Contardo Calligaris,
já falei dele aqui,
é um psicanalista de renome e como afirma em seu último texto na Folha de São Paulo
(O responsável de Orlando, 16/06/2016), jornal no qual escreve semanalmente,
tem mais de 30 anos de clínica. É um bocado de experiência! Mas quem disse que
experiência é prova de equilíbrio, ouso dizer, honestidade intelectual?
Como eu
escrevi no post anterior, logo que me dei conta das primeiras informações sobre
as mortes, comecei a desconfiar que o assassino teria razões inconfessáveis
para perpetrar ato tão hediondo. Pois bem, Calligaris – aí, sim, sua
experiência mostra sua validade – fez uma bem fundamentada exposição (do ponto
de vista psicanalítico) das razões psicoemocionais que levaram o sujeito ao ato.
Devo dizer que concordo com Calligaris completamente neste ponto, embora não
partilhe de sua aboradagem.
O psicanalista,
contudo, não poderia negar seus fundamentos ideológicos. Assim, nos três parágrafos
finais, o homem acusa quem de fato, segundo sua lógica torta, são os
verdadeiros culpados. Um contrassenso com o título, como se verá.
A preparação
do arremate do texto é uma temeridade. Diz Calligaris: “Por isso, atrás de cada infeliz que agride o membro de uma minoria
sexual, há outros que são responsáveis e deveriam ser imputáveis tanto quanto o
agressor – se não mais.” Isso equivale a um pequeno surto. Contra todos os
cânones de princípios jurídicos vigentes no mundo ocidental, cristão e
democrático, nosso herói sugere que a culpa por ato tão nefasto seja
socializada. Parece que no mundo calligariano se pode desindividualizar a
culpa. Lembra o PT ou o Lula – o que dá no mesmo – que, pegos nos atos
criminosos, alegam que todo mundo fazia antes deles. Culpados são sempre os
outros.
O psicanalista
registra, por fim, que todos os enrustidos e reprimidos sexuais só o são porque
existe um discurso que sustenta a propaganda política e religiosa, no caso
presente, homofóbica. O argumento deste homem é, no mínimo, solerte.
A se levar a
sério o que diz o articulista da Folha, o mundo deveria se tornar uma ditadura
do pensamento sexual único. Toda a discurseira pró homo não tem mais que umas
décadas, se tomarmos Stonewall como referência. Mas o pensamento
judaico-cristão que, asseguro, NÃO É HOMOFÓBICO, se mede em milênios. Não faço
competição temporal, ou defendo um chocho argumento tradicionalista/conservador.
O tempo aqui tem a representação de algo que foi avaliado, pensado, articulado
em palavras por milhares de pessoas ao longo do tempo. Está curtido de meditação.

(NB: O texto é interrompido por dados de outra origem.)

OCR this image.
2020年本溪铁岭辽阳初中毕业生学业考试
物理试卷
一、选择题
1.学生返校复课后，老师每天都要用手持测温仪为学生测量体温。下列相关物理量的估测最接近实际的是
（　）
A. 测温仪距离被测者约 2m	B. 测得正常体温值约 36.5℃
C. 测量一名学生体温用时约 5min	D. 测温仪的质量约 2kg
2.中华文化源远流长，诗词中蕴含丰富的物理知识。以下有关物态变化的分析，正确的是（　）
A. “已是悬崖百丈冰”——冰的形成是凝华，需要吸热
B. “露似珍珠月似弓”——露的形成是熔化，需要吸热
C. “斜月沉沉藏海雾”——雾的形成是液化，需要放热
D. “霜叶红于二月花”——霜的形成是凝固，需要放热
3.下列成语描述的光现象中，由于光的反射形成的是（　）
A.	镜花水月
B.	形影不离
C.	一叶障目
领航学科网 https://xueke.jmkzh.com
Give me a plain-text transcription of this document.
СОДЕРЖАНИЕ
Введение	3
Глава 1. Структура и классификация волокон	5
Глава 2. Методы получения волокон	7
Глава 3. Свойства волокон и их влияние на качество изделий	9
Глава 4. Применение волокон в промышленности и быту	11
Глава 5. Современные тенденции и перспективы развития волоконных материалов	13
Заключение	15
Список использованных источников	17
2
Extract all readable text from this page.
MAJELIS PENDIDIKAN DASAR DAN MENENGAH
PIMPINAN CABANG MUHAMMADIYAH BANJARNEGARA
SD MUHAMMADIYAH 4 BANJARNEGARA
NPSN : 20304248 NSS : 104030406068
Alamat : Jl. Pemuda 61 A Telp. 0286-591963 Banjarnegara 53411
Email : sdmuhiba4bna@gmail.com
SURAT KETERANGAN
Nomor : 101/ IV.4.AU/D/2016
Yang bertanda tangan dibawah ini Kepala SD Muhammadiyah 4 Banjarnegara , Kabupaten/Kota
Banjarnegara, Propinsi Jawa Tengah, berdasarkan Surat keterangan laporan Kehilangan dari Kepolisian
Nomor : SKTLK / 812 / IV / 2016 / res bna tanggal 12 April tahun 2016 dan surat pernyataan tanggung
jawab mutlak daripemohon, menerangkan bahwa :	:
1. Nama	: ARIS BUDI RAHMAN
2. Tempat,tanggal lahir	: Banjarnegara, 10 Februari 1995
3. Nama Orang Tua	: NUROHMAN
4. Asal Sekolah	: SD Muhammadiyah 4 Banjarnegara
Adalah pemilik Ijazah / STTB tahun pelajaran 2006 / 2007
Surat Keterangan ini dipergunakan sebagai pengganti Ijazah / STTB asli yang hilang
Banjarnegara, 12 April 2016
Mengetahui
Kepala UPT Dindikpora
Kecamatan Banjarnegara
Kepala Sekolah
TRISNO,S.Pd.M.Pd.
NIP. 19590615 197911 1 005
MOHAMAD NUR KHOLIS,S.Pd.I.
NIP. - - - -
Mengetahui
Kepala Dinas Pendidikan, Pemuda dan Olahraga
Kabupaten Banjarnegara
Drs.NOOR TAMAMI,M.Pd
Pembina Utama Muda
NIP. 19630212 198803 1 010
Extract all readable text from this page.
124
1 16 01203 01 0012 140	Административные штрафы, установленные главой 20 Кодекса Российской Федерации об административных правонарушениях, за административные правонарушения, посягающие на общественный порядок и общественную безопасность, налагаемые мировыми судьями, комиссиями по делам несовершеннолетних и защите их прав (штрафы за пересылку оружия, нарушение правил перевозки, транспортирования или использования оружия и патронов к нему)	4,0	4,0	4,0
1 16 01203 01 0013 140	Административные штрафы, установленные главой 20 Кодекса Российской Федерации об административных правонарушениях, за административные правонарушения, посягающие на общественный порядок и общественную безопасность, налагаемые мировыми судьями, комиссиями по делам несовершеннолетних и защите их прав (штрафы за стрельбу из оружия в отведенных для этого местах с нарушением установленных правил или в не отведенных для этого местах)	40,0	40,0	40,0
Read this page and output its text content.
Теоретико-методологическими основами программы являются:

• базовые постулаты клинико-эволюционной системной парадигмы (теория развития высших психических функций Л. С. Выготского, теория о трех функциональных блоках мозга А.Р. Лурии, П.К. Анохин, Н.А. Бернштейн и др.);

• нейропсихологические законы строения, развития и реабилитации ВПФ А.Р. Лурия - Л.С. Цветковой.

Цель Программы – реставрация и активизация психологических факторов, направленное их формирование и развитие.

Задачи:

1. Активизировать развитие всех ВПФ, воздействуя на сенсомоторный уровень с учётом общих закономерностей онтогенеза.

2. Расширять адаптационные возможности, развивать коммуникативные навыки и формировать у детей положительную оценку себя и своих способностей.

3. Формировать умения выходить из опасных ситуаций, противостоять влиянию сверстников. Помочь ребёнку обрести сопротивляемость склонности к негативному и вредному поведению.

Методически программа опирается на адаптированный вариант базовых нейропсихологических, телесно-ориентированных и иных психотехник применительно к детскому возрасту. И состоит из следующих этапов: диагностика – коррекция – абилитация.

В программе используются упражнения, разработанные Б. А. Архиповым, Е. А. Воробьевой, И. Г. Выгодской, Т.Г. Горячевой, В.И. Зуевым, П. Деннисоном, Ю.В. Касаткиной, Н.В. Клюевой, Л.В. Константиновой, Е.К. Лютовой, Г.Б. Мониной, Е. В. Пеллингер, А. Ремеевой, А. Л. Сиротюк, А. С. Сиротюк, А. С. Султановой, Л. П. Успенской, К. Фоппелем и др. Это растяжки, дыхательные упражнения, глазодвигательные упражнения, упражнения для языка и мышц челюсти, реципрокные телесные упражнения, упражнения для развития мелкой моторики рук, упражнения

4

Ademais, e é o mais importante, tudo isso está fundado numa Palavra que tem um
valor de fé. São princípios espirituais que se creem terem sido determinados
por Deus. Não querem, por capricho, atazanar os gays. Nem deles se ocupam como
se fossem a coisa mais importante do mundo. Em todas as passagens bíblicas,
esta questão é apenas um item em uma lista de outras coisas.
Ah, tem algo
curioso em que Calligaris reproduz o pensamento do Jean Willys em seus posts
sem noção internet afora. A tara por acusar e incriminar o cristianismo. Ele só
se permite acusar o islamismo de viés, na figura do pai do assassino. Tinha que
ser o pai, né? O homem teria dito ao filho que os gays vão para o inferno.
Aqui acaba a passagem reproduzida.